Andreas Haupt

Who sees what online — and why

March 13, 2024

Andreas Haupt is a PhD candidate in Engineering-Economic Systems at IDSS, and the Computer Science and Artificial Intelligence Laboratory (CSAIL). He obtained his MS in Economics and Mathematics from the University of Bonn, and his BS in Computer Science from the University of Frankfurt. He has worked in platform enforcement on both sides of the Atlantic. During his time at MIT, he has led the Science Policy Initiative and the MIT AI Ethics and Policy group.

What is the focus of your research? What sort of knowledge and disciplines does it bring together? How will it make an impact?

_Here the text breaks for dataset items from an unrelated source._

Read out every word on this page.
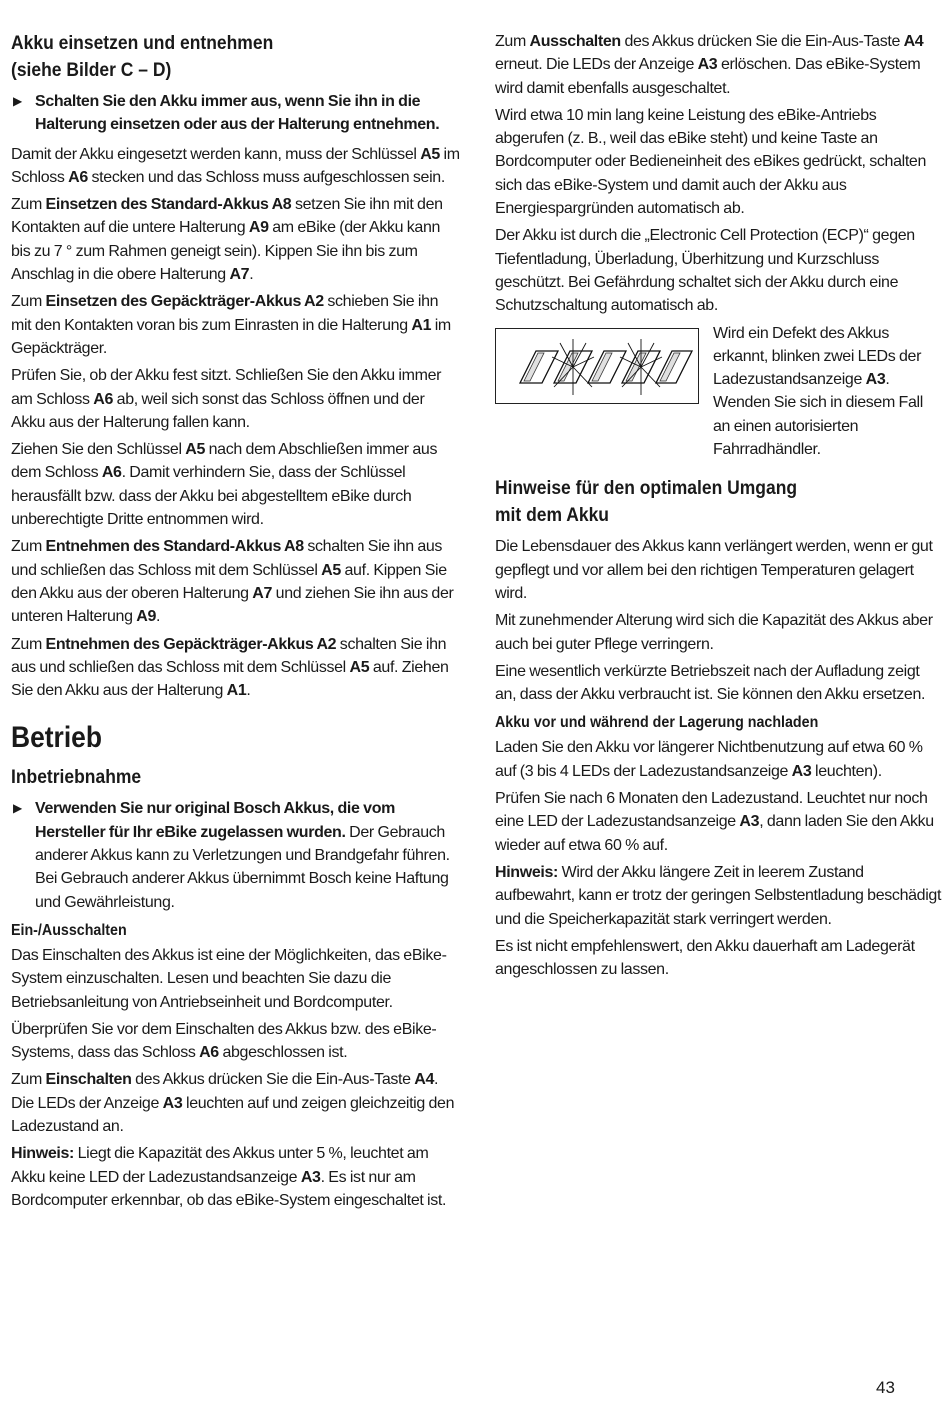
Akku einsetzen und entnehmen
(siehe Bilder C – D)
▶ Schalten Sie den Akku immer aus, wenn Sie ihn in die Halterung einsetzen oder aus der Halterung entnehmen.

Damit der Akku eingesetzt werden kann, muss der Schlüssel A5 im Schloss A6 stecken und das Schloss muss aufgeschlossen sein.

Zum Einsetzen des Standard-Akkus A8 setzen Sie ihn mit den Kontakten auf die untere Halterung A9 am eBike (der Akku kann bis zu 7 ° zum Rahmen geneigt sein). Kippen Sie ihn bis zum Anschlag in die obere Halterung A7.

Zum Einsetzen des Gepäckträger-Akkus A2 schieben Sie ihn mit den Kontakten voran bis zum Einrasten in die Halterung A1 im Gepäckträger.

Prüfen Sie, ob der Akku fest sitzt. Schließen Sie den Akku immer am Schloss A6 ab, weil sich sonst das Schloss öffnen und der Akku aus der Halterung fallen kann.

Ziehen Sie den Schlüssel A5 nach dem Abschließen immer aus dem Schloss A6. Damit verhindern Sie, dass der Schlüssel herausfällt bzw. dass der Akku bei abgestelltem eBike durch unberechtigte Dritte entnommen wird.

Zum Entnehmen des Standard-Akkus A8 schalten Sie ihn aus und schließen das Schloss mit dem Schlüssel A5 auf. Kippen Sie den Akku aus der oberen Halterung A7 und ziehen Sie ihn aus der unteren Halterung A9.

Zum Entnehmen des Gepäckträger-Akkus A2 schalten Sie ihn aus und schließen das Schloss mit dem Schlüssel A5 auf. Ziehen Sie den Akku aus der Halterung A1.

Betrieb
Inbetriebnahme
▶ Verwenden Sie nur original Bosch Akkus, die vom Hersteller für Ihr eBike zugelassen wurden. Der Gebrauch anderer Akkus kann zu Verletzungen und Brandgefahr führen. Bei Gebrauch anderer Akkus übernimmt Bosch keine Haftung und Gewährleistung.

Ein-/Ausschalten

Das Einschalten des Akkus ist eine der Möglichkeiten, das eBike-System einzuschalten. Lesen und beachten Sie dazu die Betriebsanleitung von Antriebseinheit und Bordcomputer.

Überprüfen Sie vor dem Einschalten des Akkus bzw. des eBike-Systems, dass das Schloss A6 abgeschlossen ist.

Zum Einschalten des Akkus drücken Sie die Ein-Aus-Taste A4. Die LEDs der Anzeige A3 leuchten auf und zeigen gleichzeitig den Ladezustand an.

Hinweis: Liegt die Kapazität des Akkus unter 5 %, leuchtet am Akku keine LED der Ladezustandsanzeige A3. Es ist nur am Bordcomputer erkennbar, ob das eBike-System eingeschaltet ist.

Zum Ausschalten des Akkus drücken Sie die Ein-Aus-Taste A4 erneut. Die LEDs der Anzeige A3 erlöschen. Das eBike-System wird damit ebenfalls ausgeschaltet.

Wird etwa 10 min lang keine Leistung des eBike-Antriebs abgerufen (z. B., weil das eBike steht) und keine Taste an Bordcomputer oder Bedieneinheit des eBikes gedrückt, schalten sich das eBike-System und damit auch der Akku aus Energiespargründen automatisch ab.

Der Akku ist durch die „Electronic Cell Protection (ECP)“ gegen Tiefentladung, Überladung, Überhitzung und Kurzschluss geschützt. Bei Gefährdung schaltet sich der Akku durch eine Schutzschaltung automatisch ab.

Wird ein Defekt des Akkus erkannt, blinken zwei LEDs der Ladezustandsanzeige A3. Wenden Sie sich in diesem Fall an einen autorisierten Fahrradhändler.

Hinweise für den optimalen Umgang
mit dem Akku

Die Lebensdauer des Akkus kann verlängert werden, wenn er gut gepflegt und vor allem bei den richtigen Temperaturen gelagert wird.

Mit zunehmender Alterung wird sich die Kapazität des Akkus aber auch bei guter Pflege verringern.

Eine wesentlich verkürzte Betriebszeit nach der Aufladung zeigt an, dass der Akku verbraucht ist. Sie können den Akku ersetzen.

Akku vor und während der Lagerung nachladen

Laden Sie den Akku vor längerer Nichtbenutzung auf etwa 60 % auf (3 bis 4 LEDs der Ladezustandsanzeige A3 leuchten).

Prüfen Sie nach 6 Monaten den Ladezustand. Leuchtet nur noch eine LED der Ladezustandsanzeige A3, dann laden Sie den Akku wieder auf etwa 60 % auf.

Hinweis: Wird der Akku längere Zeit in leerem Zustand aufbewahrt, kann er trotz der geringen Selbstentladung beschädigt und die Speicherkapazität stark verringert werden.

Es ist nicht empfehlenswert, den Akku dauerhaft am Ladegerät angeschlossen zu lassen.

43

I design markets in the era of machine learning. The market is my connection to economics and by “market”, I mean any technology that helps people to get what they want. There are markets where people interact with it through money, but lots of work in economics has been done regarding the design of money-free markets. For example, designing the rules of how students are assigned to schools they’d like to attend is market design. My focus is one type of money-free market: the recommendation system.

Whenever a service online chooses what you see—for example on Instagram, TikTok, or Snapchat—such a system is at work. Recommendation systems, like other markets, need to allow users to express what they like, and leverage this information to make an informed choice on who is recommended what, while taking into account what this means for content contributors whose content is either viewed, or not.

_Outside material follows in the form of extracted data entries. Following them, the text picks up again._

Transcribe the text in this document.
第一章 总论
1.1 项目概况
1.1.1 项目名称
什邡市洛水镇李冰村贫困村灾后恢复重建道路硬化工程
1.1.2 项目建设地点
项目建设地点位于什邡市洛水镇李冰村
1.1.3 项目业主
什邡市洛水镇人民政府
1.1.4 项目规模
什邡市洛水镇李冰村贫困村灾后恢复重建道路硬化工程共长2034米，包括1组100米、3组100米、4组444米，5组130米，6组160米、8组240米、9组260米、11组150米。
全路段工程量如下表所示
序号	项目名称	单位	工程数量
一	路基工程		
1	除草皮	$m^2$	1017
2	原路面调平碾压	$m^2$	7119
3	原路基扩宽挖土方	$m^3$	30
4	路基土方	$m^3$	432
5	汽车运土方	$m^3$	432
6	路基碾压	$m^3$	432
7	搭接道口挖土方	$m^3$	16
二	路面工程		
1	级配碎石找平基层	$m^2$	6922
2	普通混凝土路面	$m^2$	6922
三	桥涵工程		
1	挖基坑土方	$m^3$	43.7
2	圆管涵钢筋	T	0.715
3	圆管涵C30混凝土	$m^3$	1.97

Market Design not only discusses such technologies in the abstract, but actually proposes concrete algorithms to use on real data. In working on market design, I propose designs that are based on online learning. Online learning algorithms make decisions while receiving data and dynamically learning from reactions to these decisions. For recommender systems, these decisions consist of recommendations, the data consists of user interactions with recommendations, and the system attempts to learn the user’s preferences.

What did you do before IDSS and why did you choose SES?

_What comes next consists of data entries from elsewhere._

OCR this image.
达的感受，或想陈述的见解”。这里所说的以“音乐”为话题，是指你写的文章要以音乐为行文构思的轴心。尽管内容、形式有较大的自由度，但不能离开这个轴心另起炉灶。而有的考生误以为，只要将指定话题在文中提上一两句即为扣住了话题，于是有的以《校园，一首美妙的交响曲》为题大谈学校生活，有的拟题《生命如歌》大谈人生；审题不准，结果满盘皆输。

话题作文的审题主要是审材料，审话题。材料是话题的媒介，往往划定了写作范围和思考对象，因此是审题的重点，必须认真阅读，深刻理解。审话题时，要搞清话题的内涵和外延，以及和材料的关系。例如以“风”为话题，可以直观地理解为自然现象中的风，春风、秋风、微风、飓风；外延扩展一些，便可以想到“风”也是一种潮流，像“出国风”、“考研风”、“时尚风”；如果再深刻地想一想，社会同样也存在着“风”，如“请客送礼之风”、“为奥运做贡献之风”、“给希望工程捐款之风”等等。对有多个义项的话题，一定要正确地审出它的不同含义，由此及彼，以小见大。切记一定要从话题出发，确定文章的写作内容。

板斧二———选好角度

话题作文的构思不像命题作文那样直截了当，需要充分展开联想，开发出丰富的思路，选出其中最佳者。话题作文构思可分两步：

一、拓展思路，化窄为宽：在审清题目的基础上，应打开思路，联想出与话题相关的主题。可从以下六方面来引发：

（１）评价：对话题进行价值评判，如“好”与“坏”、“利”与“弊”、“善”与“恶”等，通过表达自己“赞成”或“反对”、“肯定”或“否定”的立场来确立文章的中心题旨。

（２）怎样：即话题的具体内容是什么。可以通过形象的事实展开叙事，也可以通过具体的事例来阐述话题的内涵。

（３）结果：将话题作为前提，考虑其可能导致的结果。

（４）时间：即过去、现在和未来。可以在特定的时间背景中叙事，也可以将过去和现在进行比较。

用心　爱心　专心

I was a high school teacher at a high school in Germany, where I taught math and computer science. I wanted a change from this line of work, and was attracted by data science, which led me to apply to Ph.D. programs in the U.S. SES certainly stood out as a very ambitious program, in forcing candidates to become fluent both in engineering and in social science—I loved it.

What are your favorite things about the IDSS and MIT communities? What do you do for fun?

I love the curiosity and ambition in this community. It is quite striking to me how many people I have come across who, in response to a passing reference to a concept, will return after a few weeks having mastered the concept, apparently learning from books for themselves, only to apply it to a problem they were working on. What I love about IDSS in particular is that there is a clear sense that the thing you are learning and the problem you are solving are only constrained by the problem, not the discipline. I feel welcome, given my shared identity as a computer scientist and economist.

In my private life, I like cooking, chance encounters at the many social events around Cambridge (or at CSAIL’s espresso machine), and the feeling of accomplishment after an early gym session with friends.